During her 16 years working at the adult psychiatric hospital in Anoka, Paula Marsh-Geurts often thought, “If only we could’ve […]

During her 16 years working at the adult psychiatric hospital in Anoka, Paula Marsh-Geurts often thought, “If only we could’ve got them when they were younger.” 

Now there’s hope, she said, with the opening in East Bethel this month of Cambia Hills, Minnesota’s first residential psychiatric treatment facility specifically designed for children and teens. 

“This is about children being saved, lives being saved,” said Marsh-Geurts, a behavior intervention specialist at Cambia Hills. 

Young people between the ages of 7 and 17 with depression, anxiety, autism and other severe mental health conditions will get treatment at the $26 million 60-bed facility, designed to help fill gaps in services for youth who often cycle through emergency rooms or resort to out-of-state care. 

The Minnesota Department of Human Services (DHS), at the direction of the legislature, selected Cambia Hills as one of three new psychiatric facilities for youth. The Duluth-based nonprofit leading the project, the Hills Youth and Family Services, has two similar locations; Northwoods Children’s Services in Duluth is the only other psychiatric residential treatment facility in the state. 

Northwoods reported a waitlist of nearly 100 in 2018, when it first opened its residential program. In 2017, more than 170 young people were served at an out-of-state residential treatment center. 

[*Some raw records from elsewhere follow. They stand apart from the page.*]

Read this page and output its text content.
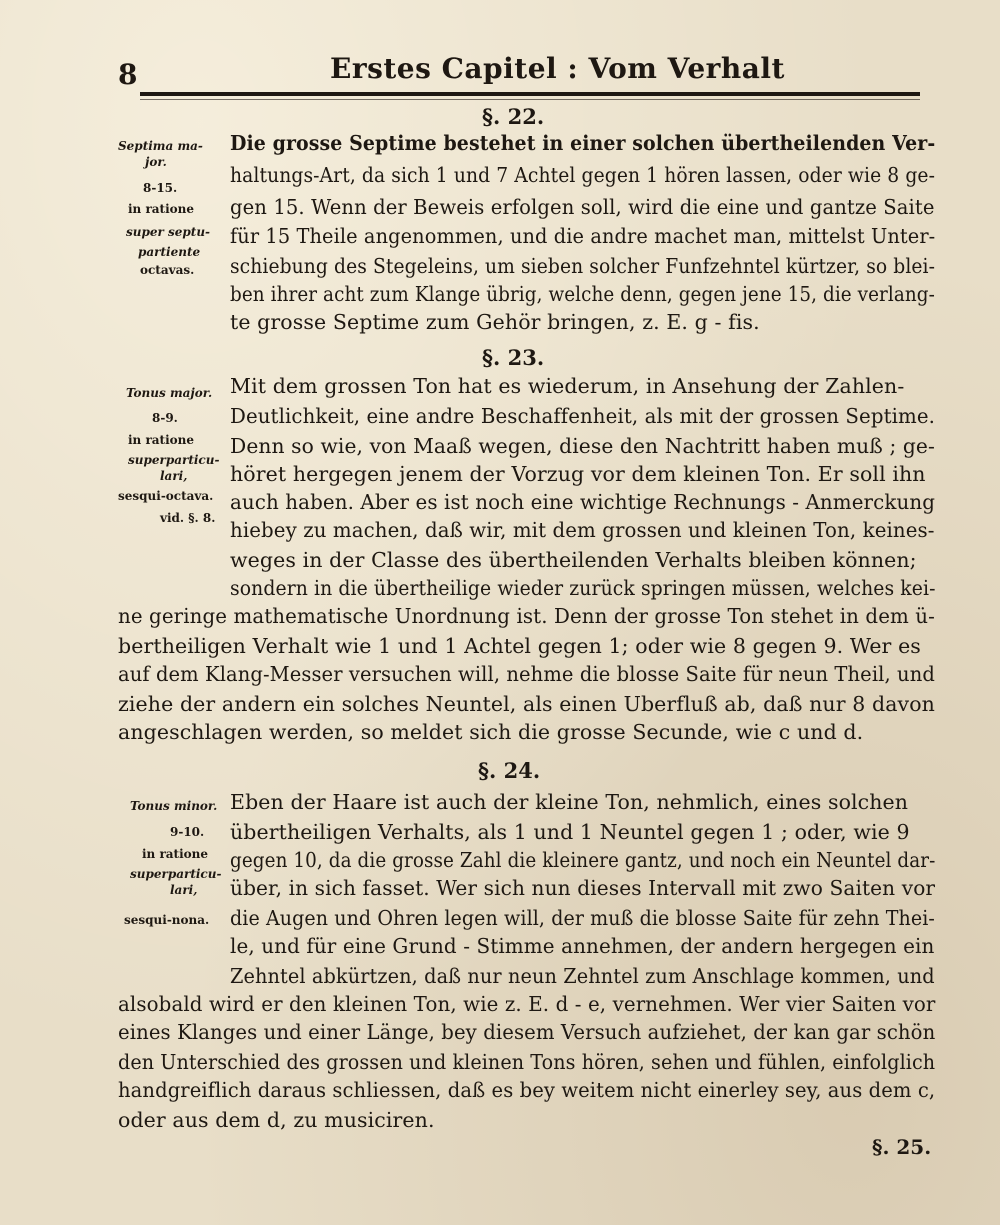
8	Erstes Capitel : Vom Verhalt
§. 22.
Septima ma-
jor.
8-15.
in ratione
super septu-
partiente
octavas.
Die grosse Septime bestehet in einer solchen übertheilenden Ver-
haltungs-Art, da sich 1 und 7 Achtel gegen 1 hören lassen, oder wie 8 ge-
gen 15. Wenn der Beweis erfolgen soll, wird die eine und gantze Saite
für 15 Theile angenommen, und die andre machet man, mittelst Unter-
schiebung des Stegeleins, um sieben solcher Funfzehntel kürtzer, so blei-
ben ihrer acht zum Klange übrig, welche denn, gegen jene 15, die verlang-
te grosse Septime zum Gehör bringen, z. E. g - fis.
§. 23.
Tonus major.
8-9.
in ratione
superparticu-
lari,
sesqui-octava.
vid. §. 8.
Mit dem grossen Ton hat es wiederum, in Ansehung der Zahlen-
Deutlichkeit, eine andre Beschaffenheit, als mit der grossen Septime.
Denn so wie, von Maaß wegen, diese den Nachtritt haben muß ; ge-
höret hergegen jenem der Vorzug vor dem kleinen Ton. Er soll ihn
auch haben. Aber es ist noch eine wichtige Rechnungs - Anmerckung
hiebey zu machen, daß wir, mit dem grossen und kleinen Ton, keines-
weges in der Classe des übertheilenden Verhalts bleiben können;
sondern in die übertheilige wieder zurück springen müssen, welches kei-
ne geringe mathematische Unordnung ist. Denn der grosse Ton stehet in dem ü-
bertheiligen Verhalt wie 1 und 1 Achtel gegen 1; oder wie 8 gegen 9. Wer es
auf dem Klang-Messer versuchen will, nehme die blosse Saite für neun Theil, und
ziehe der andern ein solches Neuntel, als einen Uberfluß ab, daß nur 8 davon
angeschlagen werden, so meldet sich die grosse Secunde, wie c und d.
§. 24.
Tonus minor.
9-10.
in ratione
superparticu-
lari,
sesqui-nona.
Eben der Haare ist auch der kleine Ton, nehmlich, eines solchen
übertheiligen Verhalts, als 1 und 1 Neuntel gegen 1 ; oder, wie 9
gegen 10, da die grosse Zahl die kleinere gantz, und noch ein Neuntel dar-
über, in sich fasset. Wer sich nun dieses Intervall mit zwo Saiten vor
die Augen und Ohren legen will, der muß die blosse Saite für zehn Thei-
le, und für eine Grund - Stimme annehmen, der andern hergegen ein
Zehntel abkürtzen, daß nur neun Zehntel zum Anschlage kommen, und
alsobald wird er den kleinen Ton, wie z. E. d - e, vernehmen. Wer vier Saiten vor
eines Klanges und einer Länge, bey diesem Versuch aufziehet, der kan gar schön
den Unterschied des grossen und kleinen Tons hören, sehen und fühlen, einfolglich
handgreiflich daraus schliessen, daß es bey weitem nicht einerley sey, aus dem c,
oder aus dem d, zu musiciren.
§. 25.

According to DHS, more than 100,000 Minnesota children need treatment for serious emotional disturbances. The Minnesota Student Survey in 2016 found that more than 14,000 students had attempted or seriously considered suicide. 

DHS officials said similar facilities are in the pipeline statewide to provide more resources for high-need adolescents. 

“When a kid is sent out of state, it’s really difficult to get engaged in therapy and be part of discharge planning,” said Neerja Singh, deputy director of behavioral health at DHS. “This would really enhance family engagement — a protocol that’s a must.”